My Phd work:

I defended my PhD on September 25th, 1999, and received my PhD on 25th November 1999, from University of Oulu, Finland. The PhD thesis was entitled "Accelerating Direct Volume Rendering using Seed Filling in the View Lattice", and the following presents a short abstract. For more information, take a look at my publications.


Three-dimensional visualization of volumetric images has emerged as a widely-used method for visualizing tomographic MR or CT images. It has been used in image-guided surgery (IGS) systems, including neurosurgery, orthopaedics, ENT (ear, nose and throat) and spine procedures. The interactive visualization of these data sets is becoming possible due to the fast development of computer hardware and volumetric visualization algorithms.

This thesis concentrates on fast volume visualization algorithms, and in particular speeding up the rendering process by reducing the number of accesses to the sample points in the view lattice.

There are three considerations that each direct volume rendering algorithm should address. The first is the format of the view lattice, i.e. how are the sample points located. The second is the order in which the sample points are referenced and the third is the shading model applied to get the final image.

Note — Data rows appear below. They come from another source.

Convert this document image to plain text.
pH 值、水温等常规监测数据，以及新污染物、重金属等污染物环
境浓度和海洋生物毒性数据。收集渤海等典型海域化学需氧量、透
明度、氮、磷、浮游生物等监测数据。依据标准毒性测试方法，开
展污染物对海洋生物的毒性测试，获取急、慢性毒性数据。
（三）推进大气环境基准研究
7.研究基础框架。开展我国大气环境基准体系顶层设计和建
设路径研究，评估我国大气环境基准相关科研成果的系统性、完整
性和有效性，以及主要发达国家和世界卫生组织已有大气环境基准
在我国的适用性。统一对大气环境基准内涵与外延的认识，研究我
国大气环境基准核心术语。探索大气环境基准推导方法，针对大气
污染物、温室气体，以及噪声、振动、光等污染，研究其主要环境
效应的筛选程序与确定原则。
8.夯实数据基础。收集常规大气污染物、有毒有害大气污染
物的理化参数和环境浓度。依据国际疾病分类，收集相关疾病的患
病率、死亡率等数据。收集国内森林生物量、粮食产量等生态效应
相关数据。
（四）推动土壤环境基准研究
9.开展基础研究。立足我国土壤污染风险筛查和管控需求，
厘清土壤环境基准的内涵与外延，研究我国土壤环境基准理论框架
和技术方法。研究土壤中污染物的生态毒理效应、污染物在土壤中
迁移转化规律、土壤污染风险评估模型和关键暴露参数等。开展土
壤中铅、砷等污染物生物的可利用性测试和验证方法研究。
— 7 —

Two different view lattices have been used in this work. The lattices are referred to as the Bresenham-style lattice and the template-style lattice. They are named after the primitives that are used to move from one sample point to the neighboring sample point.

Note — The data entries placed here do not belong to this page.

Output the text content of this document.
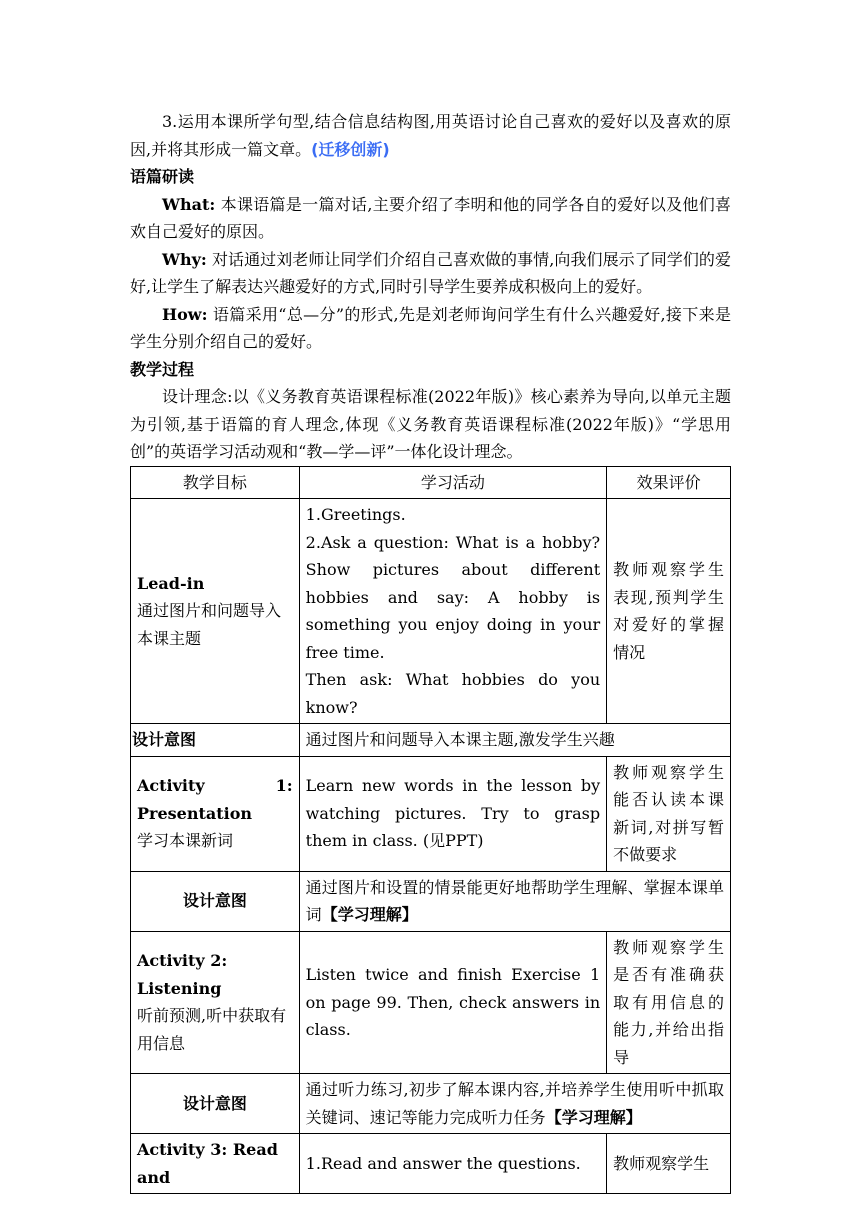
3.运用本课所学句型,结合信息结构图,用英语讨论自己喜欢的爱好以及喜欢的原因,并将其形成一篇文章。(迁移创新)

语篇研读

What: 本课语篇是一篇对话,主要介绍了李明和他的同学各自的爱好以及他们喜欢自己爱好的原因。

Why: 对话通过刘老师让同学们介绍自己喜欢做的事情,向我们展示了同学们的爱好,让学生了解表达兴趣爱好的方式,同时引导学生要养成积极向上的爱好。

How: 语篇采用“总—分”的形式,先是刘老师询问学生有什么兴趣爱好,接下来是学生分别介绍自己的爱好。

教学过程

设计理念:以《义务教育英语课程标准(2022年版)》核心素养为导向,以单元主题为引领,基于语篇的育人理念,体现《义务教育英语课程标准(2022年版)》“学思用创”的英语学习活动观和“教—学—评”一体化设计理念。

教学目标	学习活动	效果评价

Lead-in
通过图片和问题导入本课主题	1.Greetings.
2.Ask a question: What is a hobby? Show pictures about different hobbies and say: A hobby is something you enjoy doing in your free time.
Then ask: What hobbies do you know?	教师观察学生表现,预判学生对爱好的掌握情况
设计意图	通过图片和问题导入本课主题,激发学生兴趣	

Activity 1:
Presentation
学习本课新词	Learn new words in the lesson by watching pictures. Try to grasp them in class. (见PPT)	教师观察学生能否认读本课新词,对拼写暂不做要求
设计意图	通过图片和设置的情景能更好地帮助学生理解、掌握本课单词【学习理解】	

Activity 2: Listening
听前预测,听中获取有用信息	Listen twice and finish Exercise 1 on page 99. Then, check answers in class.	教师观察学生是否有准确获取有用信息的能力,并给出指导
设计意图	通过听力练习,初步了解本课内容,并培养学生使用听中抓取关键词、速记等能力完成听力任务【学习理解】	
Activity 3: Read and	1.Read and answer the questions.	教师观察学生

This thesis proposes the use of a seed fill algorithm to decide the order in which the sample points in the view lattice are referenced. In particular we have presented three seed fill algorithms that all reduce the number of references to the sample points that do not belong to the object that is being displayed. This is the main contribution of this work.

The rendering quality is also addressed by combining methods for higher image resolution and interactive light model adjustment with the seed filling algorithms. Image resolution is further improved by using shape-based interpolation and multiple templates. The light model may be modified interactively, because we encode the normal direction into the volumetric data set. Thereby all visible voxels can be run through a lookup table that is modified for each frame with the current light settings.

The seed filling algorithms presented are compared with other volume rendering techniques, such as ray casting, proximity cloud optimization and the plain template technique. It is shown that the algorithms may be combined with both the proximity cloud optimization and template techniques, hence improving the performance of all algorithms.

This research has developed and evaluated new acceleration techniques for volume rendering. The techniques presented are applicable in many volume rendering applications, from which our main interest has been image-guided surgery and MRI-guided interventional radiology.